Stel belastingplichtige Z heeft een immaterieel activum voortgebracht waarbij de totale uitgaven voor het voortbrengen ervan € 160.000 bedraagt. Hiervan zijn € 80.000 uitgaven die Z zelf heeft gedaan aan R&D, € 20.000 uitgaven aan uitbesteed werk aan derden en € 60.000 uitgaven aan uitbesteed werk aan een verbonden lichaam. In jaar X heeft Z een winst uit het immateriële activum van € 80.000. De uitgaven aan uitbesteed werk aan het verbonden lichaam zijn geen kwalificerende uitgaven. Z heeft zodoende € 80.000 + € 20.000 = € 100.000 kwalificerende uitgaven. Gebruikmakende van de vermeerdering van 30% bedragen de voordelen die in aanmerking komen voor de innovatiebox: € 100.000 x 1,3 / € 160.000 x € 80.000 = € 65.000.

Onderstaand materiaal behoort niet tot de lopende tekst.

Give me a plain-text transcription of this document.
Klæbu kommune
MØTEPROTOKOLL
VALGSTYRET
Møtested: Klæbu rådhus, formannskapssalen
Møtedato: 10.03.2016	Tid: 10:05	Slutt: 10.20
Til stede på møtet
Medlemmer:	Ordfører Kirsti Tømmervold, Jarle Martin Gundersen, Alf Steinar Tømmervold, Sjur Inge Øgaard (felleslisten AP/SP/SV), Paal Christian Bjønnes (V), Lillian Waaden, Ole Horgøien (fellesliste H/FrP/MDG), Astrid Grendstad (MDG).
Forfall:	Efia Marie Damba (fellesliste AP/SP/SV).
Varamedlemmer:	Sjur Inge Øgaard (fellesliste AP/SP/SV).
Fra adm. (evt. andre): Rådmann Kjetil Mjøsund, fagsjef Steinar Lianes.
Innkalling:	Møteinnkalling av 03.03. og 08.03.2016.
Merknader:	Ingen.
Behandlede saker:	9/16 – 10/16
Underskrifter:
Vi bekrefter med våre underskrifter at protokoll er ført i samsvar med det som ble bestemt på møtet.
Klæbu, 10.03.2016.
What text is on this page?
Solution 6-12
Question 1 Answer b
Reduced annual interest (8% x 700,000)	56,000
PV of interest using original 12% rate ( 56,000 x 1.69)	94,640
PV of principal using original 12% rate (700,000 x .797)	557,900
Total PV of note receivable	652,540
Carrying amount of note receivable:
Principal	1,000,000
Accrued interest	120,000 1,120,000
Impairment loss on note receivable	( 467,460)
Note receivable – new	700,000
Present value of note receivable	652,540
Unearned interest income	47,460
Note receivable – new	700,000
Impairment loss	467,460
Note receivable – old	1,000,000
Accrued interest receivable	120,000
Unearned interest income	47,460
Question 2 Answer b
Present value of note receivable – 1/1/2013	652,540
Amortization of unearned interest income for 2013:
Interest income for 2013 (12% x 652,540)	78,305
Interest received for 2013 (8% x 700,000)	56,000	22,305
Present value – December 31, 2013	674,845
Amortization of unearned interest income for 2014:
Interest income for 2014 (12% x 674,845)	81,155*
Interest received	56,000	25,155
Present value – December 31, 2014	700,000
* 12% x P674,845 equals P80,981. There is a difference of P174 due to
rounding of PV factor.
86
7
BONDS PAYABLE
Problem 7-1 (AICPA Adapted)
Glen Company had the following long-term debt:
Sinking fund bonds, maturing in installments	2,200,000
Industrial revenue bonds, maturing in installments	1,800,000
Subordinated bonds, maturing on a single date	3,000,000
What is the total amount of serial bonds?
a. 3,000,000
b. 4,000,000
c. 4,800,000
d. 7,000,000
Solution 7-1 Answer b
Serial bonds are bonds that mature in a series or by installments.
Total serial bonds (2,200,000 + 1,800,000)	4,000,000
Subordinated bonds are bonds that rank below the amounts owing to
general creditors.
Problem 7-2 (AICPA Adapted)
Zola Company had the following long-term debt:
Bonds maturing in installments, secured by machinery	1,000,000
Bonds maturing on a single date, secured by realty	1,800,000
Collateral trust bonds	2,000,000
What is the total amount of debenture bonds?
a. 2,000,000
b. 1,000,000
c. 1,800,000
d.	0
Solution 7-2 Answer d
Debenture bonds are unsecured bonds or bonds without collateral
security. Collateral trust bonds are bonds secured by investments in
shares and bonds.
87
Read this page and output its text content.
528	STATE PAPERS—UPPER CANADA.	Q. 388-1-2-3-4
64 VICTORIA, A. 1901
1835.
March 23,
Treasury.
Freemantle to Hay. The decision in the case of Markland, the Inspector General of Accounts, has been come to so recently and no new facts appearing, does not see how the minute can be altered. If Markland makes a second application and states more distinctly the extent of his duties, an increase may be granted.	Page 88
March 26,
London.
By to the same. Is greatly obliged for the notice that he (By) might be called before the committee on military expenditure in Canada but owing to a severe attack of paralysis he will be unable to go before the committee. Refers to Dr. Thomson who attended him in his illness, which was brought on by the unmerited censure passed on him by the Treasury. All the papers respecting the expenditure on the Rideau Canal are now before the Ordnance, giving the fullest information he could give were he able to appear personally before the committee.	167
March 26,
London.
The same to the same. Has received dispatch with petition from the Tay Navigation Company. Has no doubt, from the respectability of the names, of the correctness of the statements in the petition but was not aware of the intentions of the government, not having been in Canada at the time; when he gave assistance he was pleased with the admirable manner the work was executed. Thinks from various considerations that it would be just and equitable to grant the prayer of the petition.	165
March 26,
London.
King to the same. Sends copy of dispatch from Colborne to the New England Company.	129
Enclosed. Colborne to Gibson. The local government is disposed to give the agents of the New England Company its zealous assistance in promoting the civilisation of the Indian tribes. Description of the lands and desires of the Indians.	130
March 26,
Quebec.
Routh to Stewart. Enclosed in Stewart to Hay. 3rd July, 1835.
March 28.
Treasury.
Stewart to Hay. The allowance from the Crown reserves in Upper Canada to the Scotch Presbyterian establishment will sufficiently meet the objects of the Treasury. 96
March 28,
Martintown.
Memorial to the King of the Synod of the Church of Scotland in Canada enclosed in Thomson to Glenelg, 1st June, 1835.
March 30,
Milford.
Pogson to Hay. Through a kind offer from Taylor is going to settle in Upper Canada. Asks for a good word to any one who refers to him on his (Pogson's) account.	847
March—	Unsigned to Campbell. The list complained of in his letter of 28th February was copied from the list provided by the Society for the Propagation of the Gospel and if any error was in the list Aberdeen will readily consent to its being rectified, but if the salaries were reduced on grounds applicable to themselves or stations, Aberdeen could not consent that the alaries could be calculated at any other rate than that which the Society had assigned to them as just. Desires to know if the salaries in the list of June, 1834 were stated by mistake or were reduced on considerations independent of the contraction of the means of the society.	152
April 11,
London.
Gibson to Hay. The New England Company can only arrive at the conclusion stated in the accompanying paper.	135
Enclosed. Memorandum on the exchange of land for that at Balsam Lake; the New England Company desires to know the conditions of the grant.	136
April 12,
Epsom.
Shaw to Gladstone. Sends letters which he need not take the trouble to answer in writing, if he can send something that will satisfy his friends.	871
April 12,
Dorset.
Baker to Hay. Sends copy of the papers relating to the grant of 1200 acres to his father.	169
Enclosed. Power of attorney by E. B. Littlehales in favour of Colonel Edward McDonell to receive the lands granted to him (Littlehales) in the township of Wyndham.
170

Zonder deze vermeerdering zouden er maar € 100.000 / € 160.000 x € 80.000 = € 50.000 voordelen in aanmerking komen.

De zogenoemde ‘up-lift’ mag er niet toe leiden dat de nexusbreuk meer dan 1 bedraagt. Stel dat in het vorige voorbeeld € 20.000 van de uitgaven is uitbesteed aan een verbonden lichaam en € 60.000 uitbesteed is aan een derde. De kwalificerende uitgaven bedragen nu € 80.000 + € 60.000 = € 140.000. Gebruikmakend van de ‘up-lift’ kwalificeren als voordelen:

€ 140.000 x 1,3 / € 160.000 x € 80.000 = € 80.000.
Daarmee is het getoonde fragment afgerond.